The MRF-MGL had its finest hour almost immediately, revealing that an alarming increase in deadly MenW disease seen in England and Wales in 2009, was caused by a particularly dangerous strain of MenW found to originate in South America and NOT South Africa (so called ‘Hajj strain’) as was initially expected (See Figure 1). This discovery led to the emergency introduction of MenACWY vaccine for UK teenagers to prevent further spread of this deadly disease. From 2016/2017-2018/2019 cases of MenW halved across the whole population of England. However, the predicted impact of the vaccine is far greater than this; considering that prior to the vaccine being introduced, cases of MenW were almost doubling year on year.
This demonstrates the remarkable power of high resolution genomics, as if standard approaches had been used, these strains would have appeared to be the same; delaying an appropriate public health response and resulting in more lives devastated by meningitis. This example also demonstrates the profound importance of having access to the global picture of meningitis, in tracking and responding to emerging and expanding strains of deadly bacteria.
Therefore, in recognition of the fact that meningitis is a global issue that urgently needs addressing, we are working with world-leading meningitis genome experts, to establish a Global Meningitis Genome Partnership (GMGP) that aims to establish freely accessible, representative collections of four of the leading causes of bacterial meningitis (meningococcal, pneumococcal, Hib and Group B Streptococcal).

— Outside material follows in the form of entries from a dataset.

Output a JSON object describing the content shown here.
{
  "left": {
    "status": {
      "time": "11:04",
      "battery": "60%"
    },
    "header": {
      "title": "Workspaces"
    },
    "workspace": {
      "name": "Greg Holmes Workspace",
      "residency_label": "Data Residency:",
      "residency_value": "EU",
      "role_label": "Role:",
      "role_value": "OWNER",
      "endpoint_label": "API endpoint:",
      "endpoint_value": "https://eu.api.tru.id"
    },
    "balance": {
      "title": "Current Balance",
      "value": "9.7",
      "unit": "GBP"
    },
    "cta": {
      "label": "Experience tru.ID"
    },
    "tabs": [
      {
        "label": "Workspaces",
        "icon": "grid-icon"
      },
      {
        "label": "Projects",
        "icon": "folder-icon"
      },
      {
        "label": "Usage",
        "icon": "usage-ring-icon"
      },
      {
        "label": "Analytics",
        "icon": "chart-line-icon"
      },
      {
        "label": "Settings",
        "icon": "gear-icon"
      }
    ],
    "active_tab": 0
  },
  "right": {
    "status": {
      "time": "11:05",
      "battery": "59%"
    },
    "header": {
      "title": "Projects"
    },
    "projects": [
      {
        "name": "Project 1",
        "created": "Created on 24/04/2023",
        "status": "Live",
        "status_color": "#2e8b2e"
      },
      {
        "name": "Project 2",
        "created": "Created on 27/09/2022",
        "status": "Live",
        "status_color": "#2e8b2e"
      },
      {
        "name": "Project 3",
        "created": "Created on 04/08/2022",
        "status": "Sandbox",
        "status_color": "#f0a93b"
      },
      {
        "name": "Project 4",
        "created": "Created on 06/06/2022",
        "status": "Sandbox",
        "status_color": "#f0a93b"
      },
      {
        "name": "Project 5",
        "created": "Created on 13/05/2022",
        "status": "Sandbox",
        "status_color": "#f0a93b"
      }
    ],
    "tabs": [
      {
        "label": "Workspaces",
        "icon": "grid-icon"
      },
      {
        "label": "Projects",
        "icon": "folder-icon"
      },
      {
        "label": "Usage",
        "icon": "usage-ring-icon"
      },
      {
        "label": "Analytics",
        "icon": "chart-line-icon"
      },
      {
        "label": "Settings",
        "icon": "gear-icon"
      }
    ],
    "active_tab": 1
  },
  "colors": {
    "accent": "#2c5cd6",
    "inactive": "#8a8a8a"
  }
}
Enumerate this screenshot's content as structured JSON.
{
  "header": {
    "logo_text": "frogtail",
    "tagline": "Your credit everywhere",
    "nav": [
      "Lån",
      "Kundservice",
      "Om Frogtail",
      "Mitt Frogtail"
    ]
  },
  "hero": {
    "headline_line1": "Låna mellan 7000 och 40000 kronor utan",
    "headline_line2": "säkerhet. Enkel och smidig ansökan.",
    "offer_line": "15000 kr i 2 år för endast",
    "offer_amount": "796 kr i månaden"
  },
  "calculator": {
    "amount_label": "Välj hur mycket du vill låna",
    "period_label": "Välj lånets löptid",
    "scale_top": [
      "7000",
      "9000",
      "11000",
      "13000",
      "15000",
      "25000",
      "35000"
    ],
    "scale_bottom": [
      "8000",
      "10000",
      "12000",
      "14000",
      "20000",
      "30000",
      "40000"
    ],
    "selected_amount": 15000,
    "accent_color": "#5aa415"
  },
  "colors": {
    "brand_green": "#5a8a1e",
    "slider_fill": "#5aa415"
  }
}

Professor Ray Borrow, Head of the Meningococcal Reference Unit at Public Health England, whose team were also key players in the success of the MRF-MGL said:
‘Global, genomic surveillance of bacterial meningitis pathogens is essential for effective disease control; promoting reliable and prompt identification of emerging and expanding strains and supporting public health interventions. However, meningitis genome libraries currently lack global representation, missing data from countries with some of the highest meningitis burdens in the world. We are therefore delighted to be involved in the GMGP, an ambitious project, dedicated to improving our ability to track and respond to meningitis on a global scale.’
Figure 1: Emergence and spread of MenW in the UK
In addition to enabling the UK to keep track of and respond to emerging threats, this initiative will help the UK to maintain a successful MenB vaccination programme and facilitate development of more broadly protective MenB vaccines by identifying new and increasing strains that are causing MenB cases across the globe; and showing whether they are covered by existing vaccines. This is information that is highly sought after by vaccine developers.
Furthermore, as Bexsero is only estimated to offer protection against three quarters of MenB disease circulating in the UK, whole genome sequencing is needed to demonstrate whether cases of MenB in vaccinated individuals are true vaccine failures, or due to the disease being caused a strain not covered by current vaccines.
Obtaining a global picture of meningitis is again important, because as seen with MenW disease, as more virulent MenB strains emerge around the world, they are highly likely expand and spread, causing disease in the UK as well.